Il enraye alors les défaillances et les mutineries consécutives à cet échec et relève le moral des troupes, tâche qu’il accomplit avec succès. Soucieux de ménager le sang du soldat, possédant l’art d’inspirer confiance, il conduit l’armée française jusqu’à la victoire finale. Le 20 novembre 1918, il reçoit le bâton de maréchal de France. En 1934, il est ministre de la guerre dans les cabinets Doumergue, constitués au lendemain de l’émeute du 6 février.
Comme chef de l’état major général, il fait prévaloir sa doctrine de défensive à l’abri de la ligne Maginot (ligne de défense construite sur la frontière franco-allemande durant l'entre-deux-guerres) et s’oppose à la création de divisions cuirassées et motorisées.

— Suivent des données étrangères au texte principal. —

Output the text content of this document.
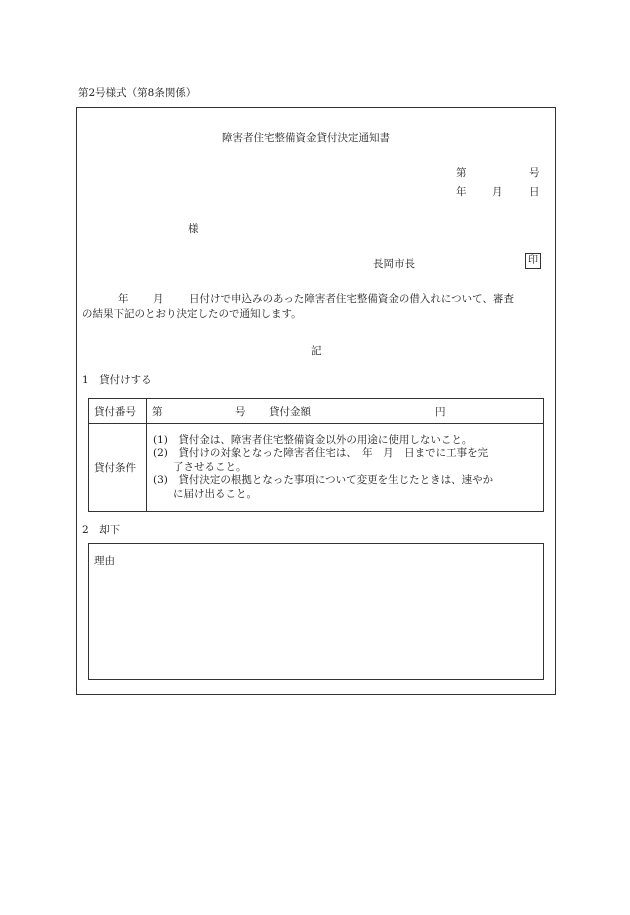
第2号様式（第8条関係）
障害者住宅整備資金貸付決定通知書
第	号
年 月	日
様
長岡市長	印
年 月 日付けで申込みのあった障害者住宅整備資金の借入れについて、審査
の結果下記のとおり決定したので通知します。
記
1　貸付けする
貸付番号	第 号 貸付金額 円

貸付条件	(1)　貸付金は、障害者住宅整備資金以外の用途に使用しないこと。
(2)　貸付けの対象となった障害者住宅は、　年　月　日までに工事を完
了させること。
(3)　貸付決定の根拠となった事項について変更を生じたときは、速やか
に届け出ること。
2　却下
理由
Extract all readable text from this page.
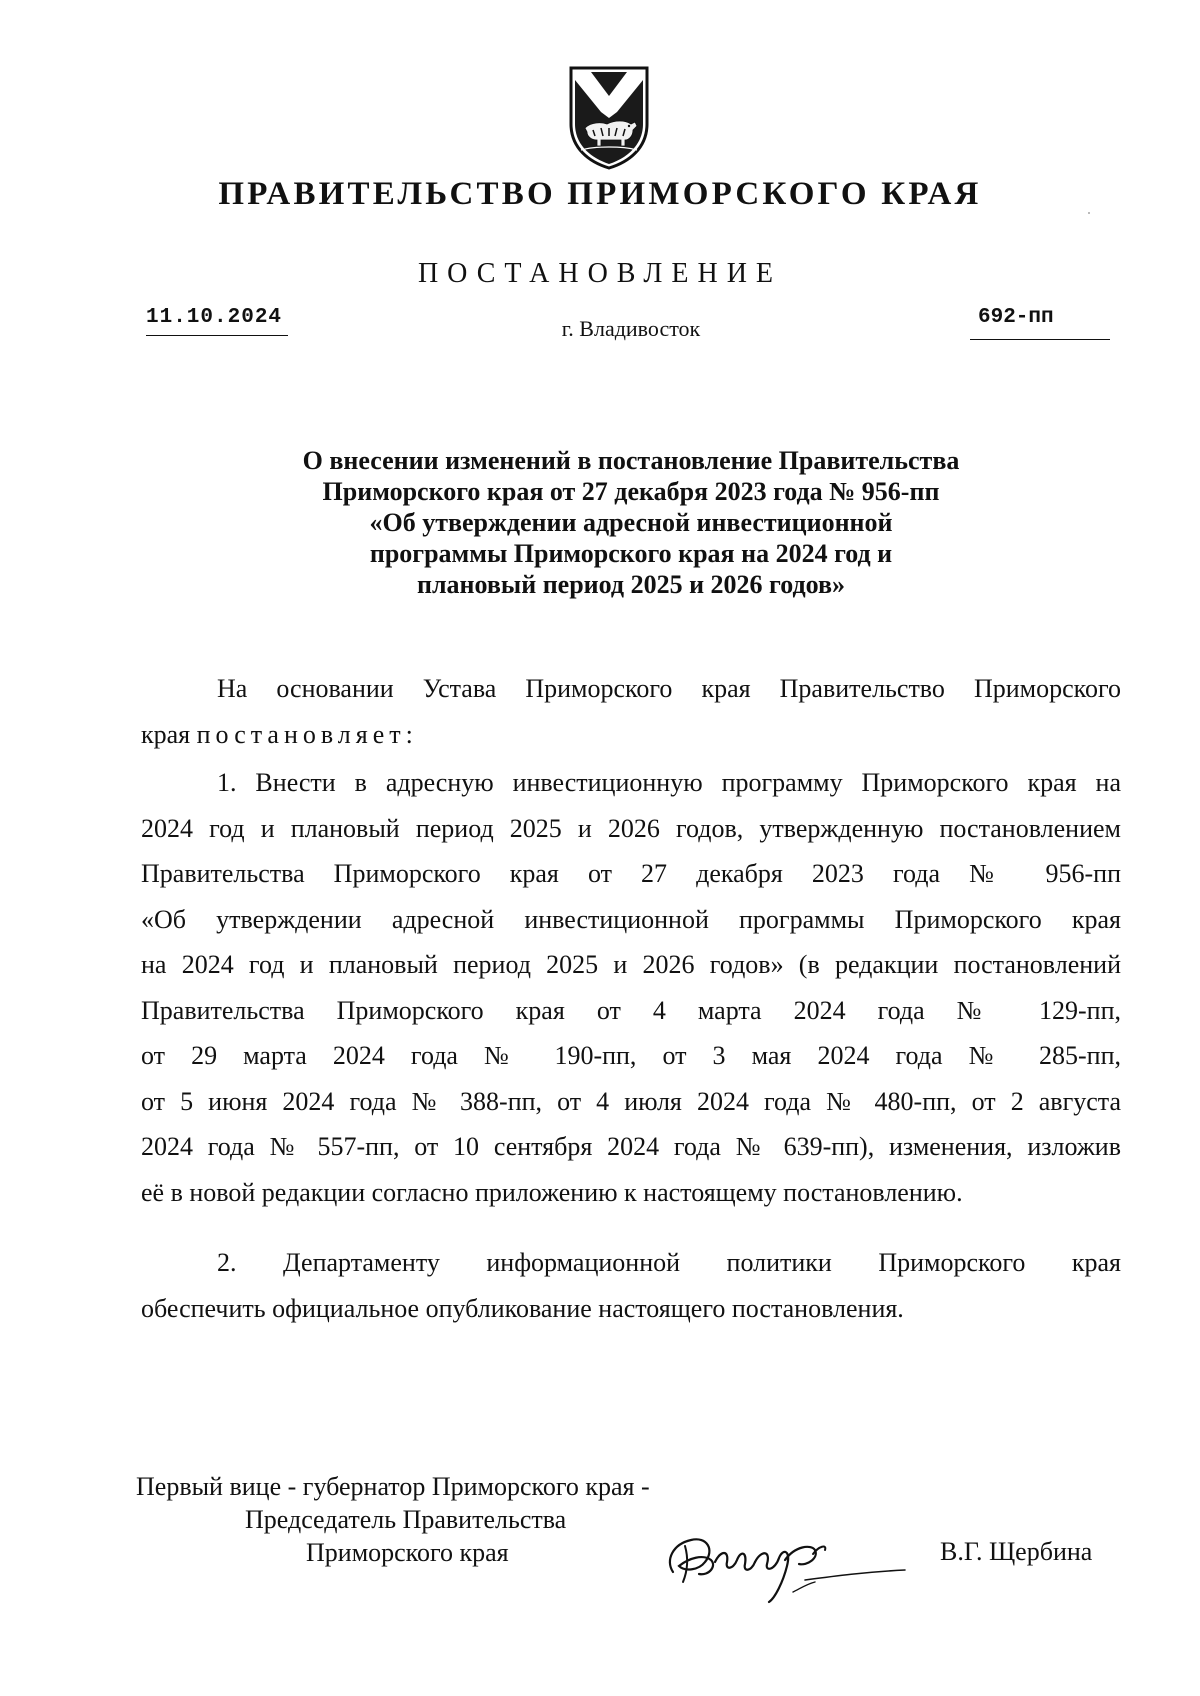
ПРАВИТЕЛЬСТВО ПРИМОРСКОГО КРАЯ
ПОСТАНОВЛЕНИЕ
11.10.2024	г. Владивосток	692-пп
О внесении изменений в постановление Правительства
Приморского края от 27 декабря 2023 года № 956-пп
«Об утверждении адресной инвестиционной
программы Приморского края на 2024 год и
плановый период 2025 и 2026 годов»
На основании Устава Приморского края Правительство Приморского
края постановляет:
1. Внести в адресную инвестиционную программу Приморского края на
2024 год и плановый период 2025 и 2026 годов, утвержденную постановлением
Правительства Приморского края от 27 декабря 2023 года № 956-пп
«Об утверждении адресной инвестиционной программы Приморского края
на 2024 год и плановый период 2025 и 2026 годов» (в редакции постановлений
Правительства Приморского края от 4 марта 2024 года № 129-пп,
от 29 марта 2024 года № 190-пп, от 3 мая 2024 года № 285-пп,
от 5 июня 2024 года № 388-пп, от 4 июля 2024 года № 480-пп, от 2 августа
2024 года № 557-пп, от 10 сентября 2024 года № 639-пп), изменения, изложив
её в новой редакции согласно приложению к настоящему постановлению.
2. Департаменту информационной политики Приморского края
обеспечить официальное опубликование настоящего постановления.
Первый вице - губернатор Приморского края -
Председатель Правительства
Приморского края	В.Г. Щербина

Aussi a-t-on pu dire qu’il portait une part de responsabilité dans la défaite de l’armée française en 1940, alors impuissante à arrêter les " Panzerdivisionen " qui, à travers les Ardennes, puis en Belgique, ouvrent de larges brèches dans le front. En 1939, il est ambassadeur à Madrid. Le 18 mai 1940, le président du Conseil, Paul Reynaud, le fait entrer dans son cabinet comme ministre d’État. Mais, le général Weygand, commandant en chef des forces françaises, pense que celles-ci ne peuvent continuer la lutte. Il réussit à faire partager son point de vue par la majorité des ministres, à l’encontre du président du Conseil qui est résolu à poursuivre la guerre en transportant le siège du gouvernement en Afrique du Nord, et il le fait prévaloir au conseil des ministres du 16 juin, à Bordeaux. Paul Reynaud démissionne puis Pétain demande un armistice avec l’Allemagne. Son gouvernement s’installe à Clermont-Ferrand puis à Vichy, où est convoquée l’Assemblée Nationale qui, le 10 juillet, donne tous les pouvoirs au maréchal pour établir une nouvelle constitution. Il prend alors le titre de chef de l’État français et rend le régime français autoritaire et corporatif.
Croyant à la victoire finale des puissances de l’axe, il a, le 24 octobre 1940, une entrevue avec Hitler et pratiquera une politique de collaboration avec l’Allemagne. Lors de la débâcle des armées allemandes consécutive aux débarquements, Pétain sera emmené en Allemagne. En avril 45, conduit en Suisse, il rentre en France sur sa demande. Traduit devant la Haute Cour de Justice, il est condamné à mort, peine commuée en détention perpétuelle à l’île d’Yeu, où il mourra en 1951. Élu en 1929 à l’Académie française, il en avait été radié en 1945.